American politician (1906–1982)

Charles Vernon Lisle (October 1, 1906 – April 29, 1982) was an American politician.

==Early life and career==
Vern Lisle was born in Clarinda, Iowa, on October 1, 1906, to parents Edwin Lisle Sr. and Edith Crane. He had four siblings, three sisters and a brother. Lisle was educated in his hometown, attended the University of Iowa from 1923 to 1926, then transferred to the University of Michigan, where he graduated in 1928 with a Bachelor of Science degree in civil engineering. He then took over the leadership of family-owned manufacturing company Lisle Corporation from his father in 1936, serving as president until 1970, when he was replaced by his brother.

==Political career==
Lisle was elected to three terms on the Clarinda school board in the 1940s, overlapping with the start of his tenure on the Iowa House of Representatives. In total, Lisle was elected to seven consecutive terms from House District 9, and served continuously from January 10, 1949, to January 13, 1963. Between January 12, 1959, and January 8, 1961, Lisle was speaker of the state house. For the 1962 Iowa Senate election, District 6 was expanded to a multi-member district, and Lisle was elected to serve alongside incumbent senator Orval C. Walter. In 1964, District 6 reverted to a single-member district, represented solely by Lisle. Lisle won a second four-year term in 1966, but left office on October 17, 1969, necessitating a special election, won by Earl Bass.

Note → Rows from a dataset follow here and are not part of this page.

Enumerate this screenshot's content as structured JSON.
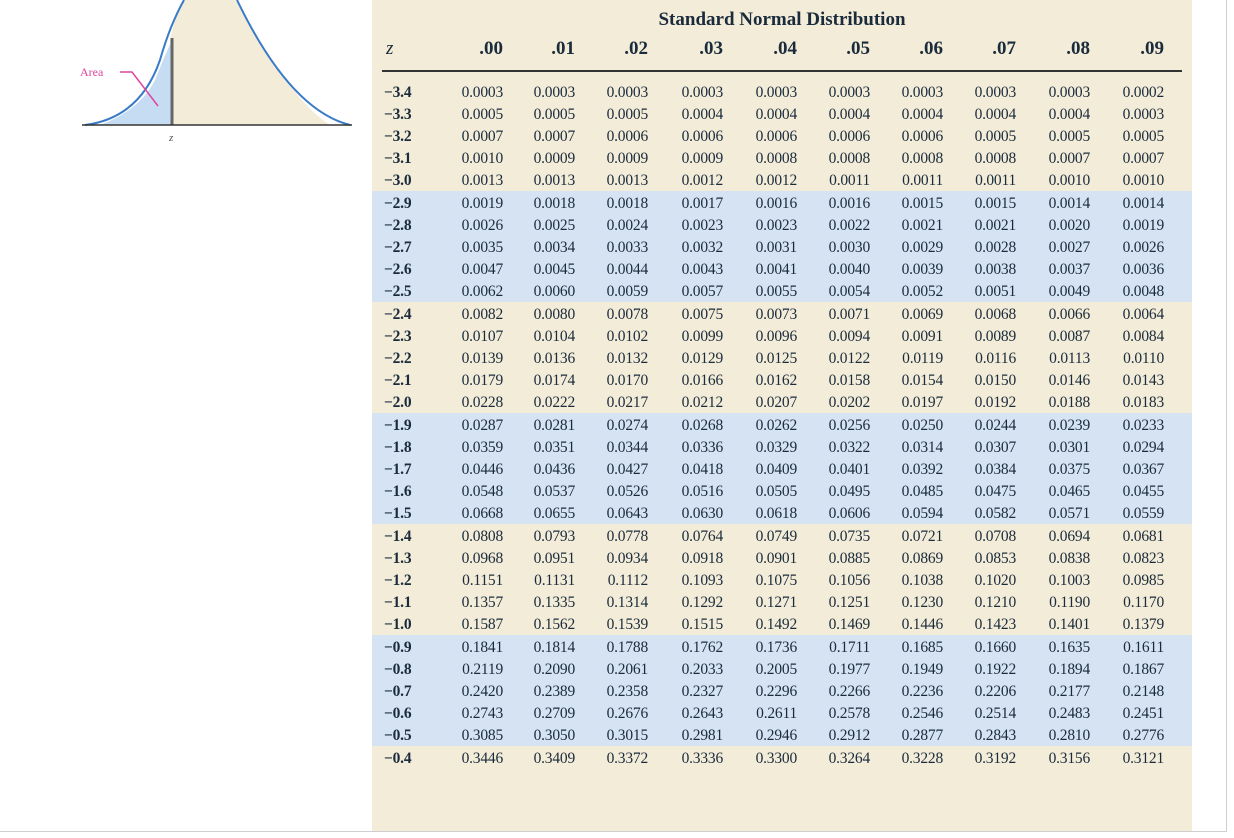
{
  "figure": {
    "area_label": "Area",
    "z_label": "z",
    "colors": {
      "curve": "#3a7bc8",
      "shade": "#c6dcf2",
      "label": "#e0449e",
      "bell_fill": "#f3ecd8"
    }
  },
  "table": {
    "title": "Standard Normal Distribution",
    "columns": [
      "z",
      ".00",
      ".01",
      ".02",
      ".03",
      ".04",
      ".05",
      ".06",
      ".07",
      ".08",
      ".09"
    ],
    "rows": [
      {
        "z": "−3.4",
        "values": [
          "0.0003",
          "0.0003",
          "0.0003",
          "0.0003",
          "0.0003",
          "0.0003",
          "0.0003",
          "0.0003",
          "0.0003",
          "0.0002"
        ]
      },
      {
        "z": "−3.3",
        "values": [
          "0.0005",
          "0.0005",
          "0.0005",
          "0.0004",
          "0.0004",
          "0.0004",
          "0.0004",
          "0.0004",
          "0.0004",
          "0.0003"
        ]
      },
      {
        "z": "−3.2",
        "values": [
          "0.0007",
          "0.0007",
          "0.0006",
          "0.0006",
          "0.0006",
          "0.0006",
          "0.0006",
          "0.0005",
          "0.0005",
          "0.0005"
        ]
      },
      {
        "z": "−3.1",
        "values": [
          "0.0010",
          "0.0009",
          "0.0009",
          "0.0009",
          "0.0008",
          "0.0008",
          "0.0008",
          "0.0008",
          "0.0007",
          "0.0007"
        ]
      },
      {
        "z": "−3.0",
        "values": [
          "0.0013",
          "0.0013",
          "0.0013",
          "0.0012",
          "0.0012",
          "0.0011",
          "0.0011",
          "0.0011",
          "0.0010",
          "0.0010"
        ]
      },
      {
        "z": "−2.9",
        "values": [
          "0.0019",
          "0.0018",
          "0.0018",
          "0.0017",
          "0.0016",
          "0.0016",
          "0.0015",
          "0.0015",
          "0.0014",
          "0.0014"
        ]
      },
      {
        "z": "−2.8",
        "values": [
          "0.0026",
          "0.0025",
          "0.0024",
          "0.0023",
          "0.0023",
          "0.0022",
          "0.0021",
          "0.0021",
          "0.0020",
          "0.0019"
        ]
      },
      {
        "z": "−2.7",
        "values": [
          "0.0035",
          "0.0034",
          "0.0033",
          "0.0032",
          "0.0031",
          "0.0030",
          "0.0029",
          "0.0028",
          "0.0027",
          "0.0026"
        ]
      },
      {
        "z": "−2.6",
        "values": [
          "0.0047",
          "0.0045",
          "0.0044",
          "0.0043",
          "0.0041",
          "0.0040",
          "0.0039",
          "0.0038",
          "0.0037",
          "0.0036"
        ]
      },
      {
        "z": "−2.5",
        "values": [
          "0.0062",
          "0.0060",
          "0.0059",
          "0.0057",
          "0.0055",
          "0.0054",
          "0.0052",
          "0.0051",
          "0.0049",
          "0.0048"
        ]
      },
      {
        "z": "−2.4",
        "values": [
          "0.0082",
          "0.0080",
          "0.0078",
          "0.0075",
          "0.0073",
          "0.0071",
          "0.0069",
          "0.0068",
          "0.0066",
          "0.0064"
        ]
      },
      {
        "z": "−2.3",
        "values": [
          "0.0107",
          "0.0104",
          "0.0102",
          "0.0099",
          "0.0096",
          "0.0094",
          "0.0091",
          "0.0089",
          "0.0087",
          "0.0084"
        ]
      },
      {
        "z": "−2.2",
        "values": [
          "0.0139",
          "0.0136",
          "0.0132",
          "0.0129",
          "0.0125",
          "0.0122",
          "0.0119",
          "0.0116",
          "0.0113",
          "0.0110"
        ]
      },
      {
        "z": "−2.1",
        "values": [
          "0.0179",
          "0.0174",
          "0.0170",
          "0.0166",
          "0.0162",
          "0.0158",
          "0.0154",
          "0.0150",
          "0.0146",
          "0.0143"
        ]
      },
      {
        "z": "−2.0",
        "values": [
          "0.0228",
          "0.0222",
          "0.0217",
          "0.0212",
          "0.0207",
          "0.0202",
          "0.0197",
          "0.0192",
          "0.0188",
          "0.0183"
        ]
      },
      {
        "z": "−1.9",
        "values": [
          "0.0287",
          "0.0281",
          "0.0274",
          "0.0268",
          "0.0262",
          "0.0256",
          "0.0250",
          "0.0244",
          "0.0239",
          "0.0233"
        ]
      },
      {
        "z": "−1.8",
        "values": [
          "0.0359",
          "0.0351",
          "0.0344",
          "0.0336",
          "0.0329",
          "0.0322",
          "0.0314",
          "0.0307",
          "0.0301",
          "0.0294"
        ]
      },
      {
        "z": "−1.7",
        "values": [
          "0.0446",
          "0.0436",
          "0.0427",
          "0.0418",
          "0.0409",
          "0.0401",
          "0.0392",
          "0.0384",
          "0.0375",
          "0.0367"
        ]
      },
      {
        "z": "−1.6",
        "values": [
          "0.0548",
          "0.0537",
          "0.0526",
          "0.0516",
          "0.0505",
          "0.0495",
          "0.0485",
          "0.0475",
          "0.0465",
          "0.0455"
        ]
      },
      {
        "z": "−1.5",
        "values": [
          "0.0668",
          "0.0655",
          "0.0643",
          "0.0630",
          "0.0618",
          "0.0606",
          "0.0594",
          "0.0582",
          "0.0571",
          "0.0559"
        ]
      },
      {
        "z": "−1.4",
        "values": [
          "0.0808",
          "0.0793",
          "0.0778",
          "0.0764",
          "0.0749",
          "0.0735",
          "0.0721",
          "0.0708",
          "0.0694",
          "0.0681"
        ]
      },
      {
        "z": "−1.3",
        "values": [
          "0.0968",
          "0.0951",
          "0.0934",
          "0.0918",
          "0.0901",
          "0.0885",
          "0.0869",
          "0.0853",
          "0.0838",
          "0.0823"
        ]
      },
      {
        "z": "−1.2",
        "values": [
          "0.1151",
          "0.1131",
          "0.1112",
          "0.1093",
          "0.1075",
          "0.1056",
          "0.1038",
          "0.1020",
          "0.1003",
          "0.0985"
        ]
      },
      {
        "z": "−1.1",
        "values": [
          "0.1357",
          "0.1335",
          "0.1314",
          "0.1292",
          "0.1271",
          "0.1251",
          "0.1230",
          "0.1210",
          "0.1190",
          "0.1170"
        ]
      },
      {
        "z": "−1.0",
        "values": [
          "0.1587",
          "0.1562",
          "0.1539",
          "0.1515",
          "0.1492",
          "0.1469",
          "0.1446",
          "0.1423",
          "0.1401",
          "0.1379"
        ]
      },
      {
        "z": "−0.9",
        "values": [
          "0.1841",
          "0.1814",
          "0.1788",
          "0.1762",
          "0.1736",
          "0.1711",
          "0.1685",
          "0.1660",
          "0.1635",
          "0.1611"
        ]
      },
      {
        "z": "−0.8",
        "values": [
          "0.2119",
          "0.2090",
          "0.2061",
          "0.2033",
          "0.2005",
          "0.1977",
          "0.1949",
          "0.1922",
          "0.1894",
          "0.1867"
        ]
      },
      {
        "z": "−0.7",
        "values": [
          "0.2420",
          "0.2389",
          "0.2358",
          "0.2327",
          "0.2296",
          "0.2266",
          "0.2236",
          "0.2206",
          "0.2177",
          "0.2148"
        ]
      },
      {
        "z": "−0.6",
        "values": [
          "0.2743",
          "0.2709",
          "0.2676",
          "0.2643",
          "0.2611",
          "0.2578",
          "0.2546",
          "0.2514",
          "0.2483",
          "0.2451"
        ]
      },
      {
        "z": "−0.5",
        "values": [
          "0.3085",
          "0.3050",
          "0.3015",
          "0.2981",
          "0.2946",
          "0.2912",
          "0.2877",
          "0.2843",
          "0.2810",
          "0.2776"
        ]
      },
      {
        "z": "−0.4",
        "values": [
          "0.3446",
          "0.3409",
          "0.3372",
          "0.3336",
          "0.3300",
          "0.3264",
          "0.3228",
          "0.3192",
          "0.3156",
          "0.3121"
        ]
      }
    ]
  }
}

During his legislature career, Lisle was an advocate of education and community colleges. During his first legislative term, Lisle helped advance a bill on presidential primary balloting through the Iowa General Assembly. He was considered the favorite for the house speakership prior to the 58th Iowa General Assembly. After his election to the role, Lisle announced the establishment of three special committees on highway safety, reapportionment, and state planning and development. During his speakership, Lisle opposed a 1959 bill permitting dove shooting. That same year, a session of the 58th General Assembly became the first in Iowa history to cost over $1 million. In 1963, Lisle worked alongside colleagues Jack Schroeder and Howard C. Buck to review fair employment legislation.

==Death==
Lisle died on April 29, 1982, in Atlantic, Iowa.